On the part of the police, there’s a kind of begrudging, almost sportsmanlike respect for the criminals’ work ethic. They’re careful to explain the great lengths the growers went to in order to protect their investment. Officers point to the location of the pot field: how someone took the time to make sure the plants were hidden in the forest, but also cut down the thickest trees to allow sunlight to pierce through. They show the green tarps used to camouflage the propane heaters and gas-powered generators used to dry out the cannabis.

The cops seize all of the equipment they can fit in one of the ATV’s trailers. They leave behind the pipes, hoses and water tanks that fed the 500 plants after destroying the gear so it can’t be used again. Just before they leave, the Cisaille team posts signs throughout the plantation indicating it was the SQ that took the crops and not a rival organization.

“We didn’t find anyone on site, there aren’t any arrests yet so the only way we can let the growers know it was us is by leaving the signs,” Fournier said. “And we don’t want the grower thinking it was some other grower and starting some beef between them.”

The Mauricie region’s Cisaille crew is known for its hyper vigilance on the field, chasing down countless leads provided by local farmers, land owners and hikers who notice an odd smell or suspicious activity near their property. They also rent helicopters and fly over the Mauricie’s vast forests scanning the ground below with infra-red cameras that detect the cannabis plant’s heat signature.

At their peak, in 2010, the team seized nearly 300,000 plants, but that number has been cut in half over the past two years, a sign that dealers are slowly abandoning the outdoor plantations.

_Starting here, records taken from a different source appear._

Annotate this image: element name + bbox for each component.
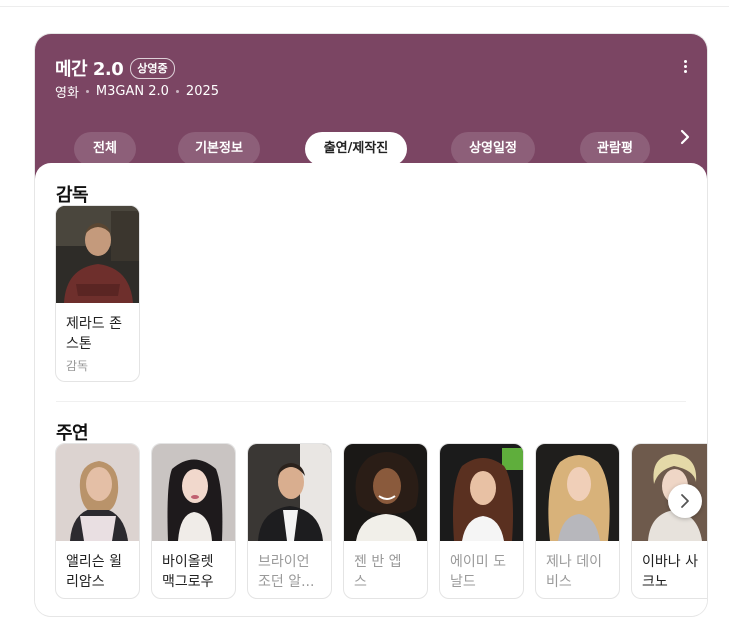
cast-photo	[344, 444, 427, 541]
tab-reviews[interactable]: 관람평	[580, 132, 650, 166]
title-row: 메간 2.0 상영중	[55, 55, 175, 81]
cast-photo	[536, 444, 619, 541]
meta-separator	[175, 90, 179, 93]
cast-crew-panel: 감독 제라드 존 스톤 감독 주연 앨리슨 윌 리암스 바이올렛 맥그로우 브라…	[35, 163, 707, 616]
meta-year: 2025	[185, 84, 220, 99]
cast-card[interactable]: 제나 데이 비스	[535, 443, 620, 599]
cast-card[interactable]: 브라이언 조던 알...	[247, 443, 332, 599]
cast-card[interactable]: 이바나 사 크노	[631, 443, 707, 599]
cast-card[interactable]: 앨리슨 윌 리암스	[55, 443, 140, 599]
cast-heading: 주연	[56, 423, 89, 444]
cast-name: 브라이언 조던 알...	[258, 554, 315, 590]
cast-photo	[152, 444, 235, 541]
director-heading: 감독	[56, 185, 89, 206]
cast-name: 이바나 사 크노	[642, 554, 698, 590]
director-card[interactable]: 제라드 존 스톤 감독	[55, 205, 140, 382]
cast-name: 바이올렛 맥그로우	[162, 554, 214, 590]
tab-all[interactable]: 전체	[74, 132, 136, 166]
cast-photo	[440, 444, 523, 541]
cast-next-button[interactable]	[668, 484, 702, 518]
cast-name: 에이미 도 날드	[450, 554, 506, 590]
director-role: 감독	[66, 359, 89, 373]
movie-meta: 영화 M3GAN 2.0 2025	[55, 82, 219, 101]
chevron-right-icon[interactable]	[675, 127, 695, 147]
movie-title[interactable]: 메간 2.0	[55, 55, 124, 81]
cast-name: 앨리슨 윌 리암스	[66, 554, 122, 590]
director-photo	[56, 206, 139, 303]
tab-basic-info[interactable]: 기본정보	[178, 132, 260, 166]
tab-schedule[interactable]: 상영일정	[451, 132, 535, 166]
tab-cast-crew[interactable]: 출연/제작진	[305, 132, 407, 166]
cast-name: 제나 데이 비스	[546, 554, 602, 590]
top-divider	[0, 6, 729, 7]
section-divider	[56, 401, 686, 402]
more-vertical-icon[interactable]	[683, 60, 689, 76]
next-arrow-icon	[681, 494, 689, 508]
cast-name: 젠 반 엡 스	[354, 554, 402, 590]
status-badge: 상영중	[130, 57, 175, 79]
cast-photo	[248, 444, 331, 541]
meta-original-title: M3GAN 2.0	[95, 84, 169, 99]
director-name: 제라드 존 스톤	[66, 316, 122, 352]
tab-bar: 전체 기본정보 출연/제작진 상영일정 관람평	[35, 132, 707, 166]
cast-photo	[56, 444, 139, 541]
meta-separator	[85, 90, 89, 93]
meta-category: 영화	[55, 86, 79, 101]
cast-card[interactable]: 젠 반 엡 스	[343, 443, 428, 599]
cast-card[interactable]: 바이올렛 맥그로우	[151, 443, 236, 599]
movie-info-card: 메간 2.0 상영중 영화 M3GAN 2.0 2025 전체 기본정보 출연/…	[35, 34, 707, 616]
cast-card[interactable]: 에이미 도 날드	[439, 443, 524, 599]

Even with all of the policing in the world, marijuana is one of the most readily available narcotics in the province. Stéphane says while increased policing has taken a lot of the violence out of the drug trade, it hasn’t really affected the volume and profitability of weed on the market.

“In fact, the one problem we would run into is that there’s so much pot out there, it almost exceeds demand and drives prices down,” Stéphane said. “There’s no stopping it.”
A Sûreté du Québec officer bundles marijuana plants at an illegal plantation in a forest north of Shawinigan on Wednesday.